It won’t come as a huge surprise to learn that Australian homes are among the most expensive in the world. In a recent survey every Australian town and suburb was rated as ‘seriously’ or ‘severely’ unaffordable. And if you’re in a capital city it’s even worse, with the average Sydney home costing nine times average household income.
So it can be tough to put together a deposit, especially when you’re starting out. It’s a far cry from back in your parents’ day, when it seemed to be easier to achieve the great Australian dream of owning a home.
But while it’s easy to focus on the downside, there are reasons to be cheerful. Interest rates today are at record lows, compared with the 17% that your parents might have been paying off as recently as 1990. And credit is more readily available, with more competition among lenders.
So getting approval for a loan might be easier. But you still need to put a deposit together and cover the repayments. Here are three creative ways to get your foot on the property ladder.
1. Go in together
Buying a property with a bunch of mates or family can be a good way of pooling your resources.
- You can save a deposit more quickly.
- You can share up-front costs, like stamp duty.
- You can borrow more and buy a better home.
- You can avoid paying mortgage insurance, if you can raise a 20% deposit.
But you need to go into a co-ownership arrangement with your eyes wide open. Think about what would happen if one of you wants to sell up or can’t make a repayment. Watertight legal commitments can reduce the risks if things go pear-shaped.
- Establish the right co-ownership structure—stipulating whether you are ‘joint tenants’ or ‘tenants in common’ can make a big difference down the track.
- Set up a co-ownership agreement to cover all the potential financial pitfalls.
- Make sure your will is in order so that if anything happens to you, your share in the property will go to the people you want it to.
2. Buy an investment property
Back in the day, an investment property was something you turned your mind to later in life once you were firmly established in your family home. But renting out an investment property is an increasingly attractive way for younger Australians to get into the housing market while continuing to live with their parents or renting somewhere else cheaper.
You’ll need to make the finances work.
- If the income you receive from your investment property is greater than your loan repayments, interest and other costs, you’ll be receiving a regular boost to your cash flow.
- If the income you receive from your investment property is less than your loan repayments, interest and other costs, you’ll be making a loss.
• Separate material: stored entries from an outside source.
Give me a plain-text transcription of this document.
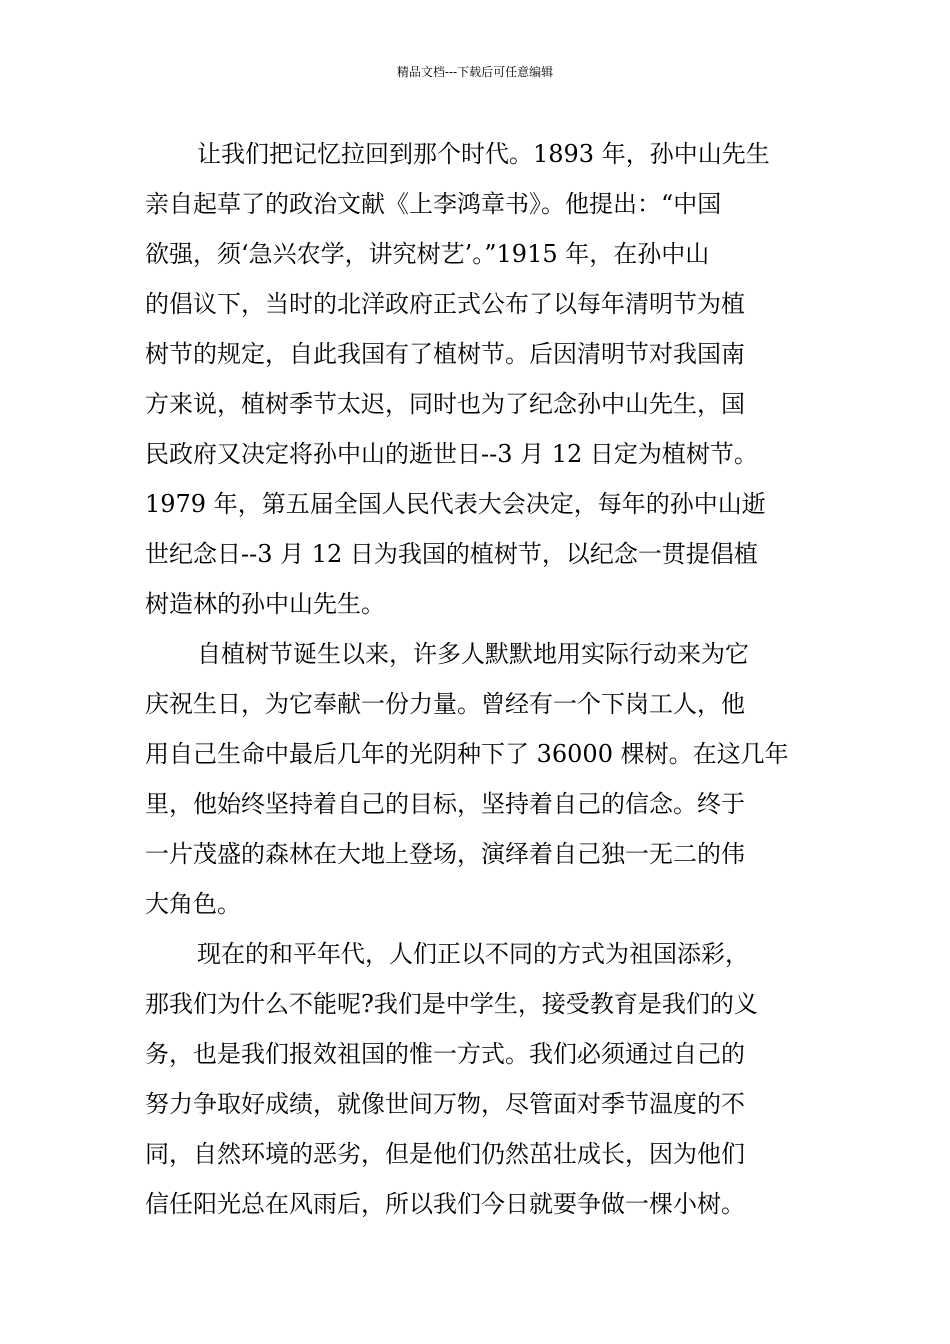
精品文档---下载后可任意编辑
让我们把记忆拉回到那个时代。1893 年，孙中山先生
亲自起草了的政治文献《上李鸿章书》。他提出：“中国
欲强，须‘急兴农学，讲究树艺’。”1915 年，在孙中山
的倡议下，当时的北洋政府正式公布了以每年清明节为植
树节的规定，自此我国有了植树节。后因清明节对我国南
方来说，植树季节太迟，同时也为了纪念孙中山先生，国
民政府又决定将孙中山的逝世日--3 月 12 日定为植树节。
1979 年，第五届全国人民代表大会决定，每年的孙中山逝
世纪念日--3 月 12 日为我国的植树节，以纪念一贯提倡植
树造林的孙中山先生。
自植树节诞生以来，许多人默默地用实际行动来为它
庆祝生日，为它奉献一份力量。曾经有一个下岗工人，他
用自己生命中最后几年的光阴种下了 36000 棵树。在这几年
里，他始终坚持着自己的目标，坚持着自己的信念。终于
一片茂盛的森林在大地上登场，演绎着自己独一无二的伟
大角色。
现在的和平年代，人们正以不同的方式为祖国添彩，
那我们为什么不能呢?我们是中学生，接受教育是我们的义
务，也是我们报效祖国的惟一方式。我们必须通过自己的
努力争取好成绩，就像世间万物，尽管面对季节温度的不
同，自然环境的恶劣，但是他们仍然茁壮成长，因为他们
信任阳光总在风雨后，所以我们今日就要争做一棵小树。
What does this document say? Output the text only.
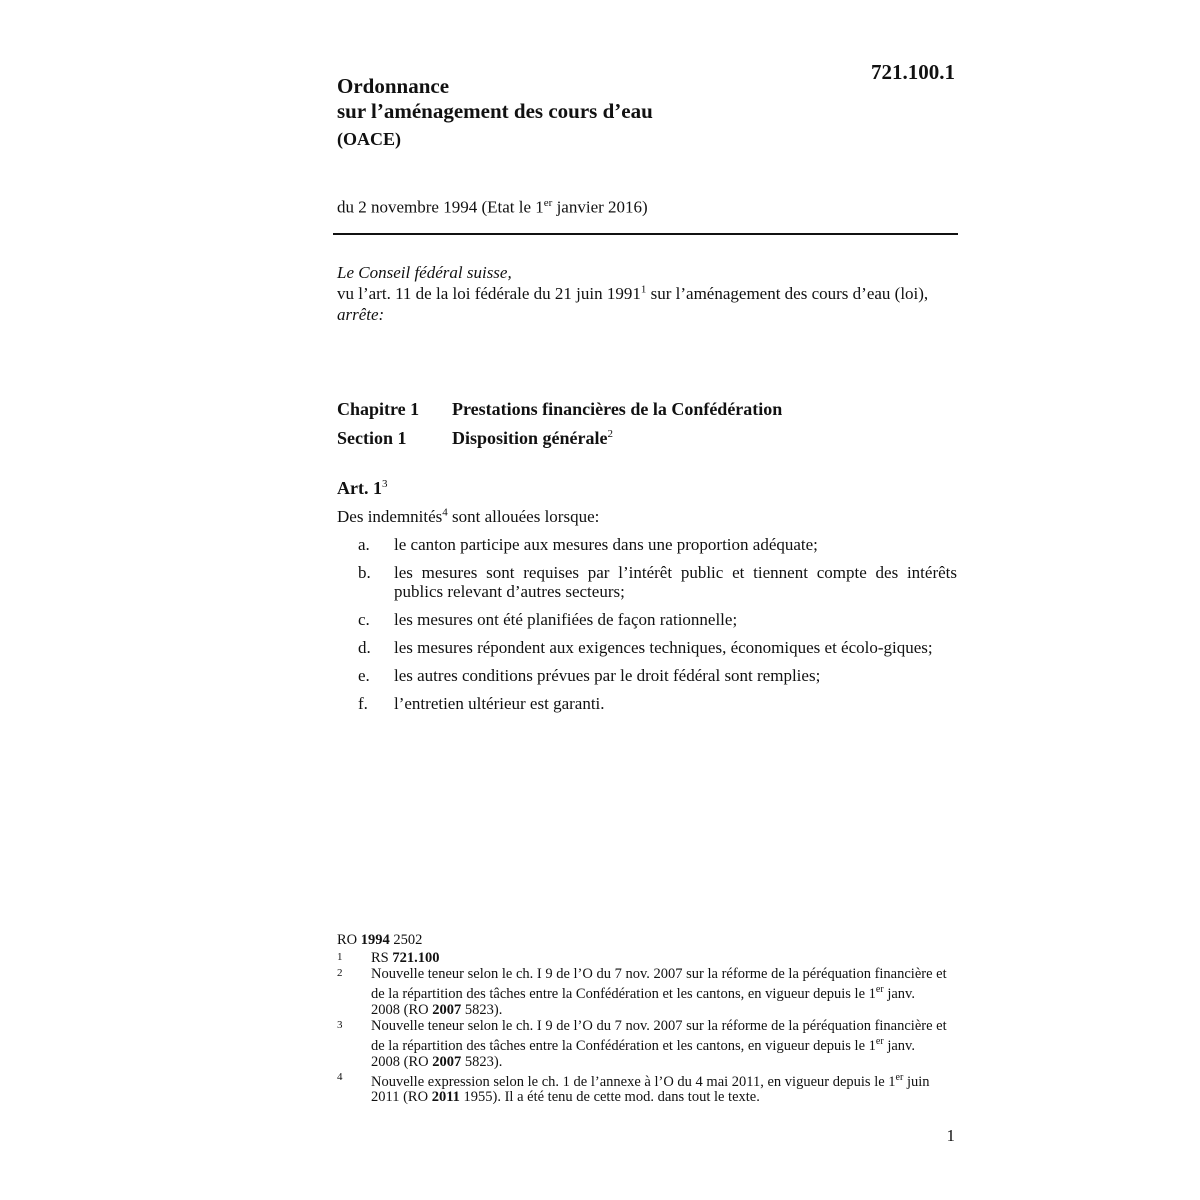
721.100.1
Ordonnance
sur l’aménagement des cours d’eau
(OACE)
du 2 novembre 1994 (Etat le 1er janvier 2016)

Le Conseil fédéral suisse,

vu l’art. 11 de la loi fédérale du 21 juin 1991$^1$ sur l’aménagement des cours d’eau (loi),

arrête:

Chapitre 1	Prestations financières de la Confédération
Section 1	Disposition générale$^2$
Art. $1^3$
Des indemnités$^4$ sont allouées lorsque:
a.	le canton participe aux mesures dans une proportion adéquate;
b.	les mesures sont requises par l’intérêt public et tiennent compte des intérêts publics relevant d’autres secteurs;
c.	les mesures ont été planifiées de façon rationnelle;
d.	les mesures répondent aux exigences techniques, économiques et écolo-giques;
e.	les autres conditions prévues par le droit fédéral sont remplies;
f.	l’entretien ultérieur est garanti.
RO 1994 2502
1	RS 721.100
2	Nouvelle teneur selon le ch. I 9 de l’O du 7 nov. 2007 sur la réforme de la péréquation financière et de la répartition des tâches entre la Confédération et les cantons, en vigueur depuis le 1er janv. 2008 (RO 2007 5823).
3	Nouvelle teneur selon le ch. I 9 de l’O du 7 nov. 2007 sur la réforme de la péréquation financière et de la répartition des tâches entre la Confédération et les cantons, en vigueur depuis le 1er janv. 2008 (RO 2007 5823).
4	Nouvelle expression selon le ch. 1 de l’annexe à l’O du 4 mai 2011, en vigueur depuis le 1er juin 2011 (RO 2011 1955). Il a été tenu de cette mod. dans tout le texte.
1
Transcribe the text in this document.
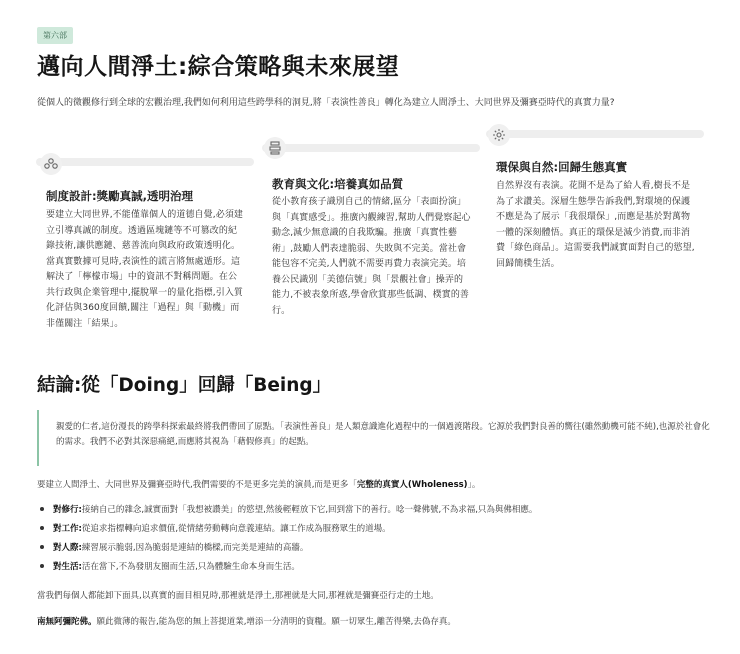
第六部
邁向人間淨土:綜合策略與未來展望
從個人的微觀修行到全球的宏觀治理,我們如何利用這些跨學科的洞見,將「表演性善良」轉化為建立人間淨土、大同世界及彌賽亞時代的真實力量?
制度設計:獎勵真誠,透明治理
要建立大同世界,不能僅靠個人的道德自覺,必須建立引導真誠的制度。透過區塊鏈等不可篡改的紀錄技術,讓供應鏈、慈善流向與政府政策透明化。當真實數據可見時,表演性的謊言將無處遁形。這解決了「檸檬市場」中的資訊不對稱問題。在公共行政與企業管理中,擺脫單一的量化指標,引入質化評估與360度回饋,關注「過程」與「動機」而非僅關注「結果」。
教育與文化:培養真如品質
從小教育孩子識別自己的情緒,區分「表面扮演」與「真實感受」。推廣內觀練習,幫助人們覺察起心動念,減少無意識的自我欺騙。推廣「真實性藝術」,鼓勵人們表達脆弱、失敗與不完美。當社會能包容不完美,人們就不需要再費力表演完美。培養公民識別「美德信號」與「景觀社會」操弄的能力,不被表象所惑,學會欣賞那些低調、樸實的善行。
環保與自然:回歸生態真實
自然界沒有表演。花開不是為了給人看,樹長不是為了求讚美。深層生態學告訴我們,對環境的保護不應是為了展示「我很環保」,而應是基於對萬物一體的深刻體悟。真正的環保是減少消費,而非消費「綠色商品」。這需要我們誠實面對自己的慾望,回歸簡樸生活。
結論:從「Doing」回歸「Being」
親愛的仁者,這份漫長的跨學科探索最終將我們帶回了原點。「表演性善良」是人類意識進化過程中的一個過渡階段。它源於我們對良善的嚮往(雖然動機可能不純),也源於社會化的需求。我們不必對其深惡痛絕,而應將其視為「藉假修真」的起點。
要建立人間淨土、大同世界及彌賽亞時代,我們需要的不是更多完美的演員,而是更多「完整的真實人(Wholeness)」。
對修行:接納自己的雜念,誠實面對「我想被讚美」的慾望,然後輕輕放下它,回到當下的善行。唸一聲佛號,不為求福,只為與佛相應。
對工作:從追求指標轉向追求價值,從情緒勞動轉向意義連結。讓工作成為服務眾生的道場。
對人際:練習展示脆弱,因為脆弱是連結的橋樑,而完美是連結的高牆。
對生活:活在當下,不為發朋友圈而生活,只為體驗生命本身而生活。
當我們每個人都能卸下面具,以真實的面目相見時,那裡就是淨土,那裡就是大同,那裡就是彌賽亞行走的土地。
南無阿彌陀佛。願此微薄的報告,能為您的無上菩提道業,增添一分清明的資糧。願一切眾生,離苦得樂,去偽存真。
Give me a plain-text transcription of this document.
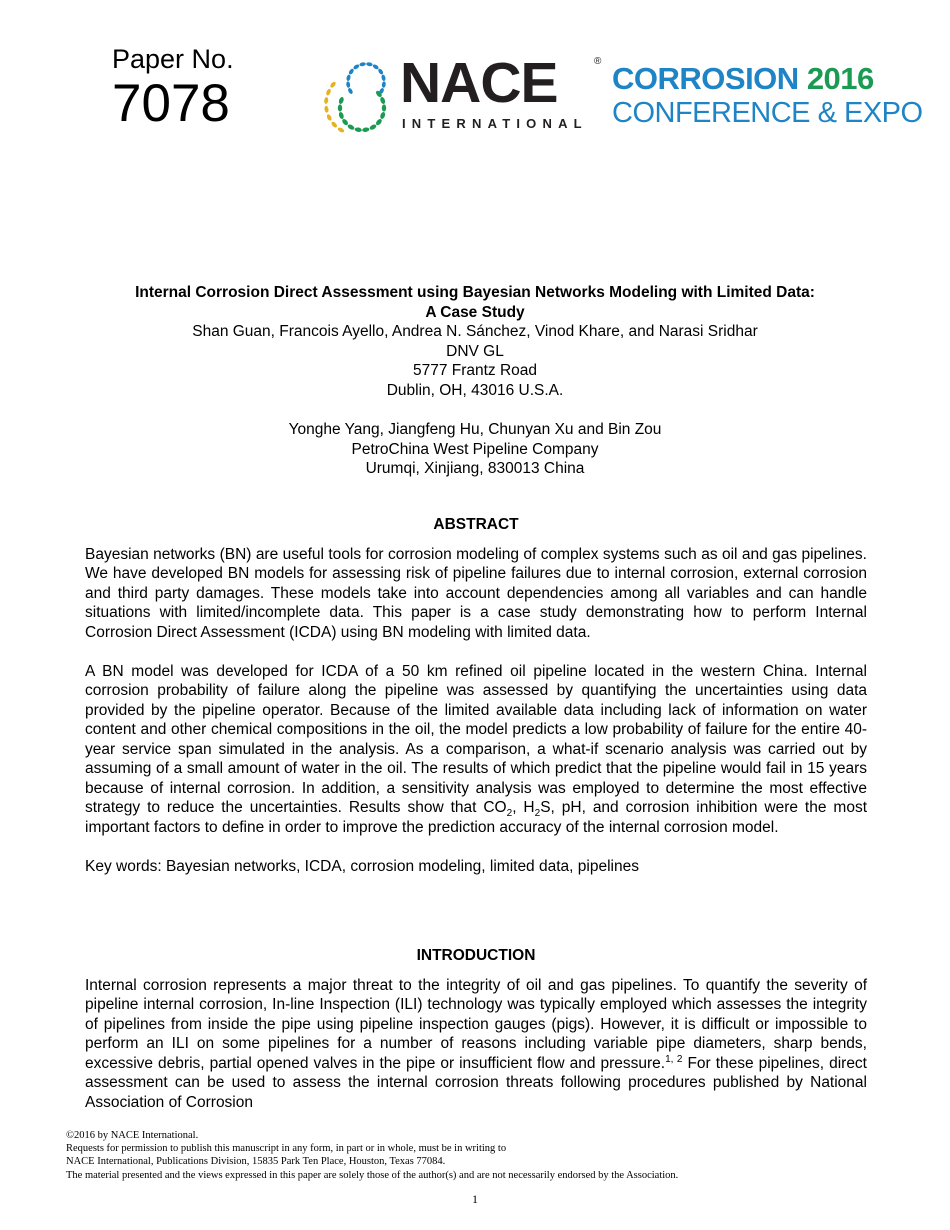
Paper No.
7078	NACE	®
INTERNATIONAL
CORROSION 2016
CONFERENCE & EXPO
Internal Corrosion Direct Assessment using Bayesian Networks Modeling with Limited Data:
A Case Study
Shan Guan, Francois Ayello, Andrea N. Sánchez, Vinod Khare, and Narasi Sridhar
DNV GL
5777 Frantz Road
Dublin, OH, 43016 U.S.A.
Yonghe Yang, Jiangfeng Hu, Chunyan Xu and Bin Zou
PetroChina West Pipeline Company
Urumqi, Xinjiang, 830013 China
ABSTRACT

Bayesian networks (BN) are useful tools for corrosion modeling of complex systems such as oil and gas pipelines. We have developed BN models for assessing risk of pipeline failures due to internal corrosion, external corrosion and third party damages. These models take into account dependencies among all variables and can handle situations with limited/incomplete data. This paper is a case study demonstrating how to perform Internal Corrosion Direct Assessment (ICDA) using BN modeling with limited data.

A BN model was developed for ICDA of a 50 km refined oil pipeline located in the western China. Internal corrosion probability of failure along the pipeline was assessed by quantifying the uncertainties using data provided by the pipeline operator. Because of the limited available data including lack of information on water content and other chemical compositions in the oil, the model predicts a low probability of failure for the entire 40-year service span simulated in the analysis. As a comparison, a what-if scenario analysis was carried out by assuming of a small amount of water in the oil. The results of which predict that the pipeline would fail in 15 years because of internal corrosion. In addition, a sensitivity analysis was employed to determine the most effective strategy to reduce the uncertainties. Results show that $CO_2$, $H_2S$, pH, and corrosion inhibition were the most important factors to define in order to improve the prediction accuracy of the internal corrosion model.

Key words: Bayesian networks, ICDA, corrosion modeling, limited data, pipelines

INTRODUCTION

Internal corrosion represents a major threat to the integrity of oil and gas pipelines. To quantify the severity of pipeline internal corrosion, In-line Inspection (ILI) technology was typically employed which assesses the integrity of pipelines from inside the pipe using pipeline inspection gauges (pigs). However, it is difficult or impossible to perform an ILI on some pipelines for a number of reasons including variable pipe diameters, sharp bends, excessive debris, partial opened valves in the pipe or insufficient flow and pressure.$^{1, 2}$ For these pipelines, direct assessment can be used to assess the internal corrosion threats following procedures published by National Association of Corrosion

©2016 by NACE International.
Requests for permission to publish this manuscript in any form, in part or in whole, must be in writing to
NACE International, Publications Division, 15835 Park Ten Place, Houston, Texas 77084.
The material presented and the views expressed in this paper are solely those of the author(s) and are not necessarily endorsed by the Association.
1
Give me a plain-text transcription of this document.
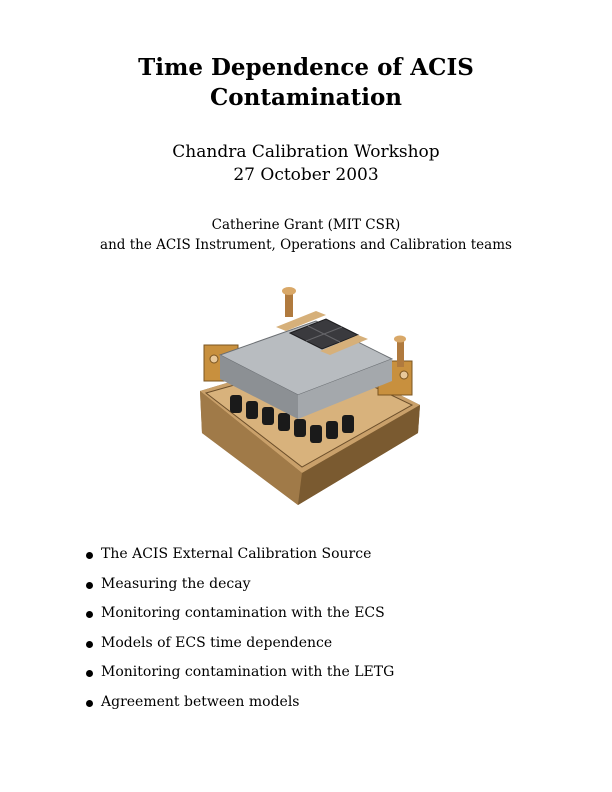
Time Dependence of ACIS
Contamination
Chandra Calibration Workshop
27 October 2003
Catherine Grant (MIT CSR)
and the ACIS Instrument, Operations and Calibration teams
The ACIS External Calibration Source
Measuring the decay
Monitoring contamination with the ECS
Models of ECS time dependence
Monitoring contamination with the LETG
Agreement between models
That loss reduces your taxable income and, in turn, your tax bill. The higher the rate of tax you’re paying, the more tax you can save in deductions. This is what’s known as negative gearing and means your investment needs to gain enough in value during the time you hold it to offset the losses you make along the way. Negative gearing can be a risky strategy, particularly if your situation changes and you can’t service the debt as easily.
And you’ll need to do your homework.
- Buy in the right area—somewhere with decent transport links and close to schools and amenities will attract tenants and future buyers for both rental income and capital growth.
- Shop around for the best home loan—don’t be afraid to ask lenders for a better rate.
- Get the right type of loan—think about which type of loan suits you.
3. Invest in indirect property
Bricks and mortar isn’t the only option. You can invest in commercial or residential property through your super or a managed fund to generate a regular income and potential capital growth without the hassle and expense of maintaining a home.